Cameron serait toujours Cameron pour House…Elle pouvait gagner en prestige, en froideur, en manipulation; elle serait toujours déstabilisée et touchée par cet homme…et il en était de même pour lui…

Il ne put s'empêcher de grommeler « tu devrais arrêter les sucettes rouges et recommencer le jogging, t'as pris du bide en occupant mon poste… »

Cameron- « moi aussi je suis heureuse de vous revoir, …Greg répondit elle dans un murmure…je repartais à la maison mais je peux vous aider à faire quelques pas?

House:- « merci…Alysson…j'ai besoin d'un peu d'entraînement avant de rentrer dans la cage aux lions.

Prenant d'autorité son ancien patron sous le bras, Cameron se dirigea vers le petit parc à l'opposé de l'entrée du P/P.
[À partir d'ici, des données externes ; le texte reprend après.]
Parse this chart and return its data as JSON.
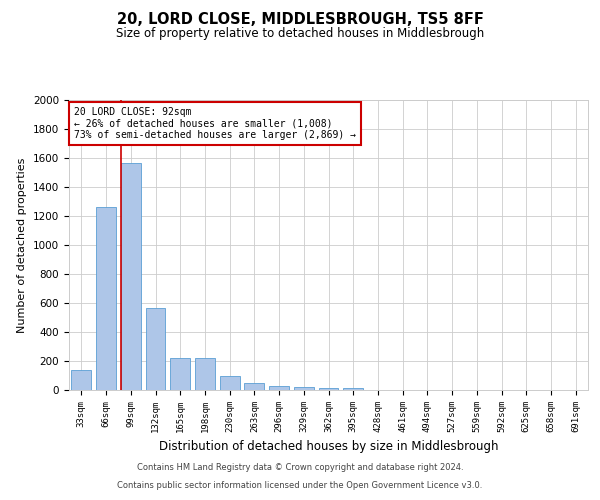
{
  "title": "20, LORD CLOSE, MIDDLESBROUGH, TS5 8FF",
  "subtitle": "Size of property relative to detached houses in Middlesbrough",
  "xlabel": "Distribution of detached houses by size in Middlesbrough",
  "ylabel": "Number of detached properties",
  "categories": [
    "33sqm",
    "66sqm",
    "99sqm",
    "132sqm",
    "165sqm",
    "198sqm",
    "230sqm",
    "263sqm",
    "296sqm",
    "329sqm",
    "362sqm",
    "395sqm",
    "428sqm",
    "461sqm",
    "494sqm",
    "527sqm",
    "559sqm",
    "592sqm",
    "625sqm",
    "658sqm",
    "691sqm"
  ],
  "values": [
    140,
    1265,
    1565,
    565,
    220,
    220,
    95,
    50,
    25,
    20,
    15,
    15,
    0,
    0,
    0,
    0,
    0,
    0,
    0,
    0,
    0
  ],
  "bar_color": "#aec6e8",
  "bar_edge_color": "#5a9fd4",
  "vline_x_index": 2,
  "vline_color": "#cc0000",
  "annotation_text": "20 LORD CLOSE: 92sqm\n← 26% of detached houses are smaller (1,008)\n73% of semi-detached houses are larger (2,869) →",
  "annotation_box_color": "#ffffff",
  "annotation_box_edge": "#cc0000",
  "ylim": [
    0,
    2000
  ],
  "yticks": [
    0,
    200,
    400,
    600,
    800,
    1000,
    1200,
    1400,
    1600,
    1800,
    2000
  ],
  "bg_color": "#ffffff",
  "grid_color": "#cccccc",
  "footer1": "Contains HM Land Registry data © Crown copyright and database right 2024.",
  "footer2": "Contains public sector information licensed under the Open Government Licence v3.0."
}
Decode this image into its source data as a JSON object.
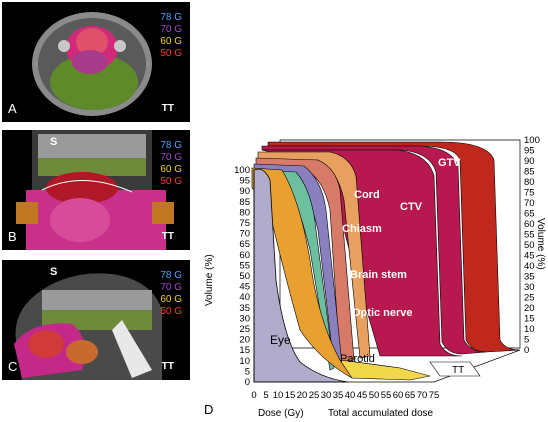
{
  "panels": [
    {
      "label": "A",
      "orientation_label": "",
      "footer": "TT",
      "legend": [
        {
          "text": "78 G",
          "color": "#4aa3ff"
        },
        {
          "text": "70 G",
          "color": "#a04ad0"
        },
        {
          "text": "60 G",
          "color": "#f0d020"
        },
        {
          "text": "50 G",
          "color": "#ff3a2a"
        }
      ]
    },
    {
      "label": "B",
      "orientation_label": "S",
      "footer": "TT",
      "legend": [
        {
          "text": "78 G",
          "color": "#4aa3ff"
        },
        {
          "text": "70 G",
          "color": "#a04ad0"
        },
        {
          "text": "60 G",
          "color": "#f0d020"
        },
        {
          "text": "50 G",
          "color": "#ff3a2a"
        }
      ]
    },
    {
      "label": "C",
      "orientation_label": "S",
      "footer": "TT",
      "legend": [
        {
          "text": "78 G",
          "color": "#4aa3ff"
        },
        {
          "text": "70 G",
          "color": "#a04ad0"
        },
        {
          "text": "60 G",
          "color": "#f0d020"
        },
        {
          "text": "50 G",
          "color": "#ff3a2a"
        }
      ]
    }
  ],
  "dvh": {
    "panel_label": "D",
    "ylabel_left": "Volume (%)",
    "ylabel_right": "Volume (%)",
    "xlabel": "Dose (Gy)",
    "xlabel_depth": "Total accumulated dose",
    "corner_label": "TT",
    "x_ticks": [
      "0",
      "5",
      "10",
      "15",
      "20",
      "25",
      "30",
      "35",
      "40",
      "45",
      "50",
      "55",
      "60",
      "65",
      "70",
      "75"
    ],
    "y_ticks": [
      "0",
      "5",
      "10",
      "15",
      "20",
      "25",
      "30",
      "35",
      "40",
      "45",
      "50",
      "55",
      "60",
      "65",
      "70",
      "75",
      "80",
      "85",
      "90",
      "95",
      "100"
    ],
    "structures": [
      {
        "name": "GTV",
        "color": "#c0281e"
      },
      {
        "name": "CTV",
        "color": "#b81850"
      },
      {
        "name": "Cord",
        "color": "#e8a060"
      },
      {
        "name": "Chiasm",
        "color": "#f0a840"
      },
      {
        "name": "Brain stem",
        "color": "#9aa0c8"
      },
      {
        "name": "Optic nerve",
        "color": "#e89a40"
      },
      {
        "name": "Parotid",
        "color": "#e8a030"
      },
      {
        "name": "Eye",
        "color": "#b0aacb"
      }
    ]
  }
}
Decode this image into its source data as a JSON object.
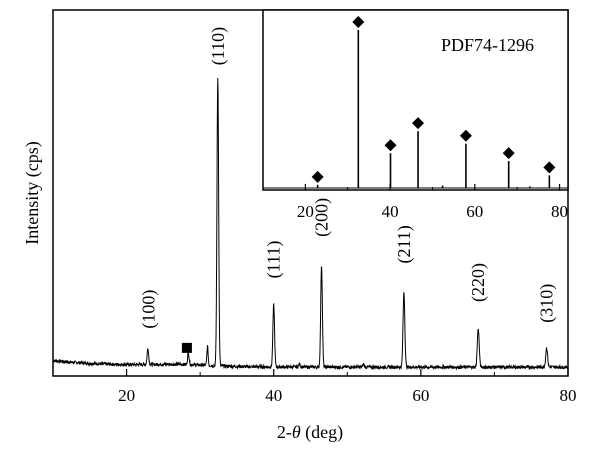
{
  "chart_data": [
    {
      "type": "line",
      "xlabel_prefix": "2-",
      "xlabel_var": "θ",
      "xlabel_suffix": " (deg)",
      "ylabel": "Intensity (cps)",
      "xlim": [
        10,
        80
      ],
      "ylim": [
        0,
        100
      ],
      "xticks": [
        20,
        40,
        60,
        80
      ],
      "yticks_shown": false,
      "baseline": 3,
      "peaks": [
        {
          "x": 22.9,
          "y": 5.5,
          "width": 0.15
        },
        {
          "x": 28.4,
          "y": 4.0,
          "width": 0.15
        },
        {
          "x": 31.0,
          "y": 6.5,
          "width": 0.12
        },
        {
          "x": 32.4,
          "y": 97.5,
          "width": 0.16
        },
        {
          "x": 40.0,
          "y": 21.0,
          "width": 0.16
        },
        {
          "x": 43.5,
          "y": 1.0,
          "width": 0.15
        },
        {
          "x": 46.5,
          "y": 34.5,
          "width": 0.16
        },
        {
          "x": 52.2,
          "y": 1.0,
          "width": 0.15
        },
        {
          "x": 57.7,
          "y": 25.5,
          "width": 0.17
        },
        {
          "x": 67.8,
          "y": 13.0,
          "width": 0.18
        },
        {
          "x": 77.1,
          "y": 6.5,
          "width": 0.18
        }
      ],
      "annotations": [
        {
          "text": "(100)",
          "x": 23.0,
          "y": 16
        },
        {
          "text": "(110)",
          "x": 32.4,
          "y": 105
        },
        {
          "text": "(111)",
          "x": 40.0,
          "y": 33
        },
        {
          "text": "(200)",
          "x": 46.5,
          "y": 47
        },
        {
          "text": "(211)",
          "x": 57.7,
          "y": 38
        },
        {
          "text": "(220)",
          "x": 67.8,
          "y": 25
        },
        {
          "text": "(310)",
          "x": 77.1,
          "y": 18
        }
      ],
      "markers": [
        {
          "shape": "square",
          "x": 28.2,
          "y": 9.5
        }
      ]
    },
    {
      "type": "bar",
      "title": "PDF74-1296",
      "xlim": [
        10,
        82
      ],
      "ylim": [
        0,
        100
      ],
      "xticks": [
        20,
        40,
        60,
        80
      ],
      "sticks": [
        {
          "x": 22.9,
          "y": 2
        },
        {
          "x": 32.5,
          "y": 100
        },
        {
          "x": 40.1,
          "y": 22
        },
        {
          "x": 46.6,
          "y": 36
        },
        {
          "x": 52.4,
          "y": 1.5
        },
        {
          "x": 57.9,
          "y": 28
        },
        {
          "x": 68.0,
          "y": 17
        },
        {
          "x": 73.0,
          "y": 1
        },
        {
          "x": 77.6,
          "y": 8
        }
      ],
      "marked": [
        {
          "x": 22.9,
          "y": 2
        },
        {
          "x": 32.5,
          "y": 100
        },
        {
          "x": 40.1,
          "y": 22
        },
        {
          "x": 46.6,
          "y": 36
        },
        {
          "x": 57.9,
          "y": 28
        },
        {
          "x": 68.0,
          "y": 17
        },
        {
          "x": 77.6,
          "y": 8
        }
      ]
    }
  ]
}
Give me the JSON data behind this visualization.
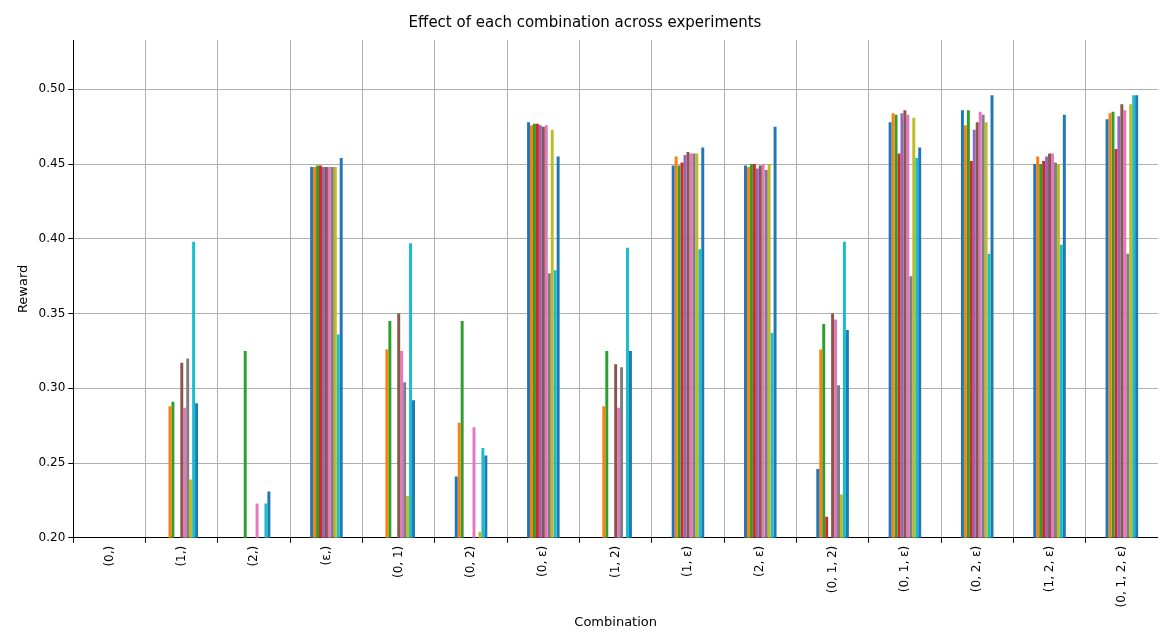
{
  "chart_data": {
    "type": "bar",
    "title": "Effect of each combination across experiments",
    "xlabel": "Combination",
    "ylabel": "Reward",
    "categories": [
      "(0,)",
      "(1,)",
      "(2,)",
      "(ε,)",
      "(0, 1)",
      "(0, 2)",
      "(0, ε)",
      "(1, 2)",
      "(1, ε)",
      "(2, ε)",
      "(0, 1, 2)",
      "(0, 1, ε)",
      "(0, 2, ε)",
      "(1, 2, ε)",
      "(0, 1, 2, ε)"
    ],
    "series": [
      {
        "color": "#1f77b4",
        "values": [
          null,
          null,
          null,
          0.448,
          null,
          0.241,
          0.478,
          null,
          0.449,
          0.449,
          0.246,
          0.478,
          0.486,
          0.45,
          0.48
        ]
      },
      {
        "color": "#ff7f0e",
        "values": [
          null,
          0.288,
          null,
          0.448,
          0.326,
          0.277,
          0.476,
          0.288,
          0.455,
          0.448,
          0.326,
          0.484,
          0.476,
          0.455,
          0.484
        ]
      },
      {
        "color": "#2ca02c",
        "values": [
          null,
          0.291,
          0.325,
          0.449,
          0.345,
          0.345,
          0.477,
          0.325,
          0.449,
          0.45,
          0.343,
          0.483,
          0.486,
          0.45,
          0.485
        ]
      },
      {
        "color": "#d62728",
        "values": [
          null,
          null,
          null,
          0.449,
          null,
          null,
          0.477,
          null,
          0.451,
          0.45,
          0.214,
          0.457,
          0.452,
          0.452,
          0.46
        ]
      },
      {
        "color": "#9467bd",
        "values": [
          null,
          null,
          null,
          0.448,
          null,
          null,
          0.476,
          null,
          0.456,
          0.447,
          null,
          0.484,
          0.473,
          0.455,
          0.482
        ]
      },
      {
        "color": "#8c564b",
        "values": [
          null,
          0.317,
          null,
          0.448,
          0.35,
          null,
          0.475,
          0.316,
          0.458,
          0.449,
          0.35,
          0.486,
          0.478,
          0.457,
          0.49
        ]
      },
      {
        "color": "#e377c2",
        "values": [
          null,
          0.287,
          0.223,
          0.448,
          0.325,
          0.274,
          0.476,
          0.287,
          0.457,
          0.45,
          0.346,
          0.483,
          0.485,
          0.457,
          0.486
        ]
      },
      {
        "color": "#7f7f7f",
        "values": [
          null,
          0.32,
          null,
          0.448,
          0.304,
          null,
          0.377,
          0.314,
          0.457,
          0.446,
          0.302,
          0.375,
          0.483,
          0.451,
          0.39
        ]
      },
      {
        "color": "#bcbd22",
        "values": [
          null,
          0.239,
          null,
          0.448,
          0.228,
          0.204,
          0.473,
          null,
          0.457,
          0.45,
          0.229,
          0.481,
          0.478,
          0.45,
          0.49
        ]
      },
      {
        "color": "#17becf",
        "values": [
          null,
          0.398,
          0.223,
          0.336,
          0.397,
          0.26,
          0.379,
          0.394,
          0.393,
          0.337,
          0.398,
          0.454,
          0.39,
          0.396,
          0.496
        ]
      },
      {
        "color": "#1f77b4",
        "values": [
          null,
          0.29,
          0.231,
          0.454,
          0.292,
          0.255,
          0.455,
          0.325,
          0.461,
          0.475,
          0.339,
          0.461,
          0.496,
          0.483,
          0.496
        ]
      }
    ],
    "ylim": [
      0.2,
      0.533
    ],
    "yticks": [
      {
        "value": 0.2,
        "label": "0.20"
      },
      {
        "value": 0.25,
        "label": "0.25"
      },
      {
        "value": 0.3,
        "label": "0.30"
      },
      {
        "value": 0.35,
        "label": "0.35"
      },
      {
        "value": 0.4,
        "label": "0.40"
      },
      {
        "value": 0.45,
        "label": "0.45"
      },
      {
        "value": 0.5,
        "label": "0.50"
      }
    ],
    "grid": true,
    "legend": false
  }
}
Son entrée dans l'hôpital, il devait la faire seul et sur ses deux jambes, ce serait primordial pour les jours à venir.

Cameron était trop fine pour ne pas le comprendre.

Ils marchaient lentement et silencieusement .

House se centrait sur la fonction mécanique de la marche pour tenter de canaliser la douleur qui continuait d'irradier l'ensemble de sa cuisse.

Le voyant gagner en stabilité, Cameron ne put s'empêcher de poser la question qui lui trottait dans la tête…

C:- « Cuddy sait que vous êtes de retour?

H:- « Elle est venue me rendre visite hier dans l'après midi et -hum- ce matin, elle est partie…hum…un peu vite.

C:- « Vous avez encore foiré ,House?

H:- « Maintenant que tu le dis…Alysson….il me semble bien que les derniers mots qu'elle m'a adressé étaient effectivement « enfoiré ».

House et Cameron échangèrent un long regard. Ils étaient au même diapason: un peu tristes de ce qu'ils n'étaient jamais parvenus à atteindre ensemble mais confortés par leur amitié paradoxale pour deux humains aussi différents que pouvaient l'être un fétu de paille face à la meule…

House marmonna d'une voix un peu émue: - « je suis heureux pour toi et Wilson, cette fois je crois que j'accepterai d'être son témoin; à moins que tu ne me le demandes. C'est une union qui viendra mettre un terme à une longue série de divorce…j'en suis sûr.

Le parasite se porte bien?

Cameron:- « tout va bien ! Wilson me rend folle! Depuis que vous êtes parti, il n'a plus personne à surveiller et à sermonner…l'arrivée du bébé lui a rendu un peu de tonus.

Mais vous lui avez manqué et je crois qu'il vous en veut de l'avoir écarté.

House: « Oups, finalement, je vais peut être te demander de m'aider à remonter sur ma moto…deux lions à affronter, ça fait beaucoup pour le faible homme que je suis…

Cameron:- « eh bien le moment me semble idéal pour vous laisser tomber…vous recommencez à mentir…vous allez bien!! GO!

Cameron poussa House de manière très irrévérencieuse en donnant une impulsion sur le bas de ses fesses…

En s'éloignant HOUSElui renvoya un regard choqué et goguenard… »je te revaudrai ça un jour…Alysson… »

Alors qu'il s'éloignait, Cameron ne put s'empêcher de crier « Au fait, c'était bien Paris ou ce n'était que du bluff? »

House haussa les épaules sans se retourner mais pénétra dans le hall du P/P le sourire aux lèvres et la démarche assurée.